À partir du début du 20e siècle, le personnage évolue dans le cortège de la Ducasse d’Ath en développant un jeu très spectaculaire : interaction avec ses gardes, il fait mine de s’enfuir, exagération (certains textes rapportent que le figurant mange un lapin cru). Il reçoit notamment le surnom de « Dégoudant » (le « dégoutant »). En pleine période coloniale, il ne faut pas nier que le personnage est dès lors parfois confondu avec un Africain, ce qui n’est pas sans poser de problème. En 1945, la présence de soldats afro-américains à l’occasion des festivités de la Ducasse crée un malaise auprès de l’autorité communale. Le collège échevinal exige que le personnage soit « bariolé sur fond jaune-brun ». Un débat surgit à nouveau dans le courant des années 1960, à une époque où les étudiants africains ne sont pas rares à l’École d’Agriculture d’Ath.

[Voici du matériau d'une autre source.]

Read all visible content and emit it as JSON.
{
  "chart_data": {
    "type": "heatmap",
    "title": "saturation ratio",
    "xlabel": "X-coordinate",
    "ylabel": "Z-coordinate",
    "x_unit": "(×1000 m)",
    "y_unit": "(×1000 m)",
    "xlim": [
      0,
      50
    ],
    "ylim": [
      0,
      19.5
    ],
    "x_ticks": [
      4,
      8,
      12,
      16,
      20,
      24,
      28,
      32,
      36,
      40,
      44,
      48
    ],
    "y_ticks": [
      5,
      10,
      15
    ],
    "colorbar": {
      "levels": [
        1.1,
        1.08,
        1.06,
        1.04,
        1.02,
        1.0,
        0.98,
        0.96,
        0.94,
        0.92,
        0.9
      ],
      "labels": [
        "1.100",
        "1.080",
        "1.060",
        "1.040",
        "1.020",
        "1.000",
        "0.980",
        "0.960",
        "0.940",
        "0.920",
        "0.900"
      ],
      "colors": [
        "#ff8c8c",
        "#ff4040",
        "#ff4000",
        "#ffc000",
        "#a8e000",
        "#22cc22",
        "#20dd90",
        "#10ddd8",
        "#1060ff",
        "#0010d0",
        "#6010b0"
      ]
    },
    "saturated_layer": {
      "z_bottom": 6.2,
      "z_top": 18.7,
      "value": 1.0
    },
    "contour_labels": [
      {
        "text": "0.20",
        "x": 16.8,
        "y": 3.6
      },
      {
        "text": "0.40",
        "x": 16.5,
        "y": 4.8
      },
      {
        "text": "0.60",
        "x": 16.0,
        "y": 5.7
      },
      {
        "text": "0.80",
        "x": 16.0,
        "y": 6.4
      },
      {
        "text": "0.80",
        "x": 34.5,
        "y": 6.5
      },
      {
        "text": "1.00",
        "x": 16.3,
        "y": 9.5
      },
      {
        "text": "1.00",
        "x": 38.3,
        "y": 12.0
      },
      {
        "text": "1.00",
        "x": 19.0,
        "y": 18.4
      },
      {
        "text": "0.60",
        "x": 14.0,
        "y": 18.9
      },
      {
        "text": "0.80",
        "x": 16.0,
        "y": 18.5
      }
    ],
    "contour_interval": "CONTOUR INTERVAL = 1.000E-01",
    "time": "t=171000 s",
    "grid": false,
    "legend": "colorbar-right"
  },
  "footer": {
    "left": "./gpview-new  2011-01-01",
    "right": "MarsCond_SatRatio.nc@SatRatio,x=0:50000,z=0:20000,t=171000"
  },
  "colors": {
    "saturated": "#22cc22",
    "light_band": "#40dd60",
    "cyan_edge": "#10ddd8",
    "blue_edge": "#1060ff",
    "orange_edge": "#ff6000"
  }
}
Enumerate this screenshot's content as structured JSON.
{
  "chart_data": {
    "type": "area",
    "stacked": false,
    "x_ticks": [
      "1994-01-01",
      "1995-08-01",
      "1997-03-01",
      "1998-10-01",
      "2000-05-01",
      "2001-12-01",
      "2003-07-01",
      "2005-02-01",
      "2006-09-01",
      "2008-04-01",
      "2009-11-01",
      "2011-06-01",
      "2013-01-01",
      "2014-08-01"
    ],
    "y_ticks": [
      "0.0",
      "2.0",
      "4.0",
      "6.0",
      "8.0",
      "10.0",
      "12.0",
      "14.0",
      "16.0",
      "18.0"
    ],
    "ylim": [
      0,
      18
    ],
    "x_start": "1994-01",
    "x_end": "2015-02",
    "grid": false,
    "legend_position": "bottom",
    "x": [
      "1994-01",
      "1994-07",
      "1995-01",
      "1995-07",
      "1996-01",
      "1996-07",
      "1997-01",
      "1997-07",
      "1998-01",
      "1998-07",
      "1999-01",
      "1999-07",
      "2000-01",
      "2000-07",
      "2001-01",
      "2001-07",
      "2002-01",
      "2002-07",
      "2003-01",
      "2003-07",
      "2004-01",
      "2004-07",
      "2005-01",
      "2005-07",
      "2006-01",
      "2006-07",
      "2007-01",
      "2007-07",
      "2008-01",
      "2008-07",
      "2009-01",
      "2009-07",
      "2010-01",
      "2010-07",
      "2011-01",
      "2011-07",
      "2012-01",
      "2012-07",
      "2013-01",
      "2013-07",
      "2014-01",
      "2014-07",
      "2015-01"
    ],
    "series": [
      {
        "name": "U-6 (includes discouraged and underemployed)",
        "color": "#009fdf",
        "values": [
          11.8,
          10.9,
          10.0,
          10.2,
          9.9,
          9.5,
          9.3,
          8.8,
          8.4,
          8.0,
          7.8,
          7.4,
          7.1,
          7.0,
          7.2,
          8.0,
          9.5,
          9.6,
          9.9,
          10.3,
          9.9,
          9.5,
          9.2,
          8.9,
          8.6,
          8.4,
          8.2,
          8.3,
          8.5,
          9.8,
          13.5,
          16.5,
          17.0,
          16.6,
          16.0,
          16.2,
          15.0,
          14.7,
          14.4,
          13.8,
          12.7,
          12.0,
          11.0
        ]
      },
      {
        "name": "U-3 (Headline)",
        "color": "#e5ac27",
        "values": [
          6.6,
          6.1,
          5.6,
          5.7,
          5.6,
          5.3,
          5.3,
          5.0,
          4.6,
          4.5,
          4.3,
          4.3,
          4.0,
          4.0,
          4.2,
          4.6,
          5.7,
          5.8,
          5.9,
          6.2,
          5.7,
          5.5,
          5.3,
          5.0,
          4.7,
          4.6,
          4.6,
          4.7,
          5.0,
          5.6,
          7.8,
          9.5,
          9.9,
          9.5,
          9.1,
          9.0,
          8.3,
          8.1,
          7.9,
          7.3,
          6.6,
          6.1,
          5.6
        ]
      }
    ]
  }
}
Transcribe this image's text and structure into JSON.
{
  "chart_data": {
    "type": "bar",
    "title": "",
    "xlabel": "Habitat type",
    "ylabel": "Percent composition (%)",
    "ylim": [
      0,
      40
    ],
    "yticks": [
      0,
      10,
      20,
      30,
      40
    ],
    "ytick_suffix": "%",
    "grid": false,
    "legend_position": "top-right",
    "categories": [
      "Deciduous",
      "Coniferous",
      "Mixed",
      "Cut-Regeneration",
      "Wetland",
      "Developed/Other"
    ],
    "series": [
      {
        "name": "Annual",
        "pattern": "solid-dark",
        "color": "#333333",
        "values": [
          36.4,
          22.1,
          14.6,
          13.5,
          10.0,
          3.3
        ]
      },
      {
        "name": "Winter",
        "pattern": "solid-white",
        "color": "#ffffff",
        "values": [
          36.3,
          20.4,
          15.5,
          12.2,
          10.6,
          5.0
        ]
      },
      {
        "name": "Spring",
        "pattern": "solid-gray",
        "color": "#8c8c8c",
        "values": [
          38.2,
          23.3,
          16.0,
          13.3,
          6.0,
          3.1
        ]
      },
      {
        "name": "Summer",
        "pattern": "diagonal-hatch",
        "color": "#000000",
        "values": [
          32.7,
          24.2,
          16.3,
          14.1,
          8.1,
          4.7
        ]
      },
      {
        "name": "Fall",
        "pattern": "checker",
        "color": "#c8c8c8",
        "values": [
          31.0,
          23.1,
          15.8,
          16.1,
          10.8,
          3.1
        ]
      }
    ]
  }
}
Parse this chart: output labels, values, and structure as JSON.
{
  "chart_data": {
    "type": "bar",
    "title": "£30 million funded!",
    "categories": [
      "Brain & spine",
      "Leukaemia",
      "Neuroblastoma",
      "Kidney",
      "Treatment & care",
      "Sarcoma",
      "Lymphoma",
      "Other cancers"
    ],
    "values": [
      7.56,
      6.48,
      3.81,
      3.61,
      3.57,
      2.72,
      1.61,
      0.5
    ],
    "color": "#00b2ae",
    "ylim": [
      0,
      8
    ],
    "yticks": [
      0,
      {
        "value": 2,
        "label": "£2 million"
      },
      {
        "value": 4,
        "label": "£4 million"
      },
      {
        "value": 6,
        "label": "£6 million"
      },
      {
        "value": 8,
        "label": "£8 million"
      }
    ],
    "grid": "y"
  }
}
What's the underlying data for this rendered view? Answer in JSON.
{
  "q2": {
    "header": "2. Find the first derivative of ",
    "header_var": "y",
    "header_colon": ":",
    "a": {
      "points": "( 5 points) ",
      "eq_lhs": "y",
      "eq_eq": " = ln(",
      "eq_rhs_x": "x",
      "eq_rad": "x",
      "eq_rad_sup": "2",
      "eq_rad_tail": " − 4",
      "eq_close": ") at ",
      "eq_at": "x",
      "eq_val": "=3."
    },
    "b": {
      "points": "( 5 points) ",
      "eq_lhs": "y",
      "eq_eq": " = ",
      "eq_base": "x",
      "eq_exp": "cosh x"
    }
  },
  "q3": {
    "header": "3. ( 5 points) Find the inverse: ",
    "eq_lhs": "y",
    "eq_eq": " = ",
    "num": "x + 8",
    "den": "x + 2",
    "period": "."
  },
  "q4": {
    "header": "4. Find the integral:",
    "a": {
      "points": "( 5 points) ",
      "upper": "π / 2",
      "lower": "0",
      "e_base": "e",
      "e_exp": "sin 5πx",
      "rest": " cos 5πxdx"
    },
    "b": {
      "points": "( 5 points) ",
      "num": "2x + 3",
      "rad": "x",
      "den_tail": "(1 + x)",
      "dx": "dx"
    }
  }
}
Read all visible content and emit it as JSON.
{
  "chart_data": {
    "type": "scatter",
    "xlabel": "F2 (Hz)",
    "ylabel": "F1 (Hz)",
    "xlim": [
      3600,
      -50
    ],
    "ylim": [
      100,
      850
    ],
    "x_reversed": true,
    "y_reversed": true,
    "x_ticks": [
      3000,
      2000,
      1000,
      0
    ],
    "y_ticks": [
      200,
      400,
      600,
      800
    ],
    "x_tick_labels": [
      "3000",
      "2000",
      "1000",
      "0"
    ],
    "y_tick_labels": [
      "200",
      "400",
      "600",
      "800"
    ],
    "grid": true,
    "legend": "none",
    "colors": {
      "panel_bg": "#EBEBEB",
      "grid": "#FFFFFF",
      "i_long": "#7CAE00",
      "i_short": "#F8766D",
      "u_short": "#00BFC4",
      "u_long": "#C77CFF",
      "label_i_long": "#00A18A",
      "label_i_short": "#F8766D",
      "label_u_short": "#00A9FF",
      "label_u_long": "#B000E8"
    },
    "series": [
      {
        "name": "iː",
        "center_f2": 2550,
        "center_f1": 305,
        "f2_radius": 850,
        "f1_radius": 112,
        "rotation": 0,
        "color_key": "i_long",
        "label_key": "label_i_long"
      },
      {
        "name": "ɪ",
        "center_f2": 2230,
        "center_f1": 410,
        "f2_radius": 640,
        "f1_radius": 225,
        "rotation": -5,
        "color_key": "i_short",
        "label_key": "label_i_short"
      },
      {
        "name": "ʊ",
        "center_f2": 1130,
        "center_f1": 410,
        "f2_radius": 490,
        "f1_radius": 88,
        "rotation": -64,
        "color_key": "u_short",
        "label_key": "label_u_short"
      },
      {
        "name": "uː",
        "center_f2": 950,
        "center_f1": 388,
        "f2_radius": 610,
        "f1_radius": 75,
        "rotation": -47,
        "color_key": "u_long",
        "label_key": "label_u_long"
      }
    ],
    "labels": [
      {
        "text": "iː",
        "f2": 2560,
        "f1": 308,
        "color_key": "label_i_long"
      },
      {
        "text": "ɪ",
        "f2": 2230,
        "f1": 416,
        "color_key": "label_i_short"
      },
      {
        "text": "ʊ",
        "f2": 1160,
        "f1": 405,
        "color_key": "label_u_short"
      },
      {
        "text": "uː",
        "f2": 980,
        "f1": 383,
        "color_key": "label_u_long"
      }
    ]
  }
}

Après les années 1960, la perception du personnage du Sauvage évolue, avec l’abandon des aspects les plus contestables. Une nouvelle relation se noue avec le public. L’apparition d’une transmission familiale n’est sans doute pas étrangère à cette évolution. Après une difficulté de recrutement (et notamment l’organisation d’un « examen » en 1951), on assiste à une certaine stabilité dans la représentation du personnage. Depuis Albert Masset (en 1963), le rôle se transmet au sein de la même famille avec Marcel Baudelet (neveu du précédent) à partir de 1980, puis ses fils Ronald et Rudy, et son petit-fils Maisson depuis 2019.

Sauvage

Actuellement, la communauté athoise comprend que la scène de la barque des Pêcheurs napolitains peut choquer si elle est prise au premier degré. Mais, leur « Sauvage » ne représente plus un Indien de l’île de Gavatao, et encore moins un Africain. C’est un personnage fabuleux et fantastique, que les Athois apprécient particulièrement. Certains l’appellent d’ailleurs plutôt le « Diable » (ce qui renforce ce côté fantastique). L’évolution du patrimoine immatériel a annulé les côtés négatifs de la représentation. Il n’y a pas l’intention de choquer et de véhiculer un message raciste. Mais les attributs du Sauvage (grimage noir, les chaines) sont restés et on peut comprendre que ces éléments sont difficilement compréhensibles pour celles et ceux qui ne possèdent pas les codes de la représentation.